Dr. Abullah Abdullah ise eski Cumhurbaşkanı Hamid Karzai ile birlikte Taliban'ı karşılamak üzere Kabil'de kaldı.

Geçtiğimiz hafta Mezar-i Şerif'te "Taliban Kuzeyden nasıl çıkacak, bunu düşünsün, Kuzey Afganistan, Taliban'a mezar olacak" diyerek yüksek perdeden konuşan Özbek lider General Dostum da Ata Muhammed Nur ile birlikte tek kuruş atmadan ülkeden kaçtı. 


Gelişmeler, tüm bu liderlerin -yani gerek yurt dışına kaçan, gerekse yurt içinde bir bölgeye çekilen veya Taliban'ı karşılamak için Kabil'de kalan- hiçbir karşılığının olmadığını gösterdi.

Sıradan kırsal bölge insanları, ülkeyi kaosa sürüklediği, deyim yerindeyse soyup soğana çevirdikleri için; modern yaşama ve özgürlüklere alışmış kentli nüfus ise, hiçbir şekilde direnmeden ülkeyi Taliban'a teslim ettikleri için onlara son derece kızgın ve öfkeli.

Öyle ki, şu anda bu liderlerden birini halk sokakta yalakarsa linç edebilir. 

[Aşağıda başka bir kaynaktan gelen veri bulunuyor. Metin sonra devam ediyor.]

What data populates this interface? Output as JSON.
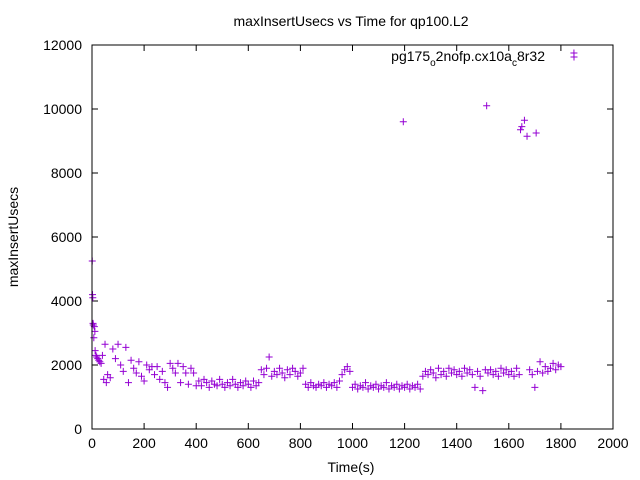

Afganistan'da şu anda iki duygu başabaş gidiyor: uzun bir kargaşa ve kaos ortamından çıkmanın verdiği bir rahatlama. Bu, çok gürültülü bir diskodan dışarı çıkıp sessizliğin tadına varmak gibi.

İkincisi ise, panik ve korku. Bu da, fırtına öncesi sessizlikten ürken insanların ruh halini adırıyor. 


Eğitimsiz veya düşük eğitimli kırsal bölge insanları, köylerde ve kasabalarda çatışmaların, kentlerde ise hırsızlık, yan kesicilik, adam kaçırma gibi olayların bıçak gibi kesilmesinden son derece memnun.

Tanıdığım bir Afgan, Mezar-i Şerif'ten gönderdiği sesli mesajında, "Sen ekranlarda habire Taliban'ı kötülüyorsun ama biz çok memnunuz, şu an evimizin kapısını bile açık bir şekilde rahatça uyuyabiliyoruz" diyor. 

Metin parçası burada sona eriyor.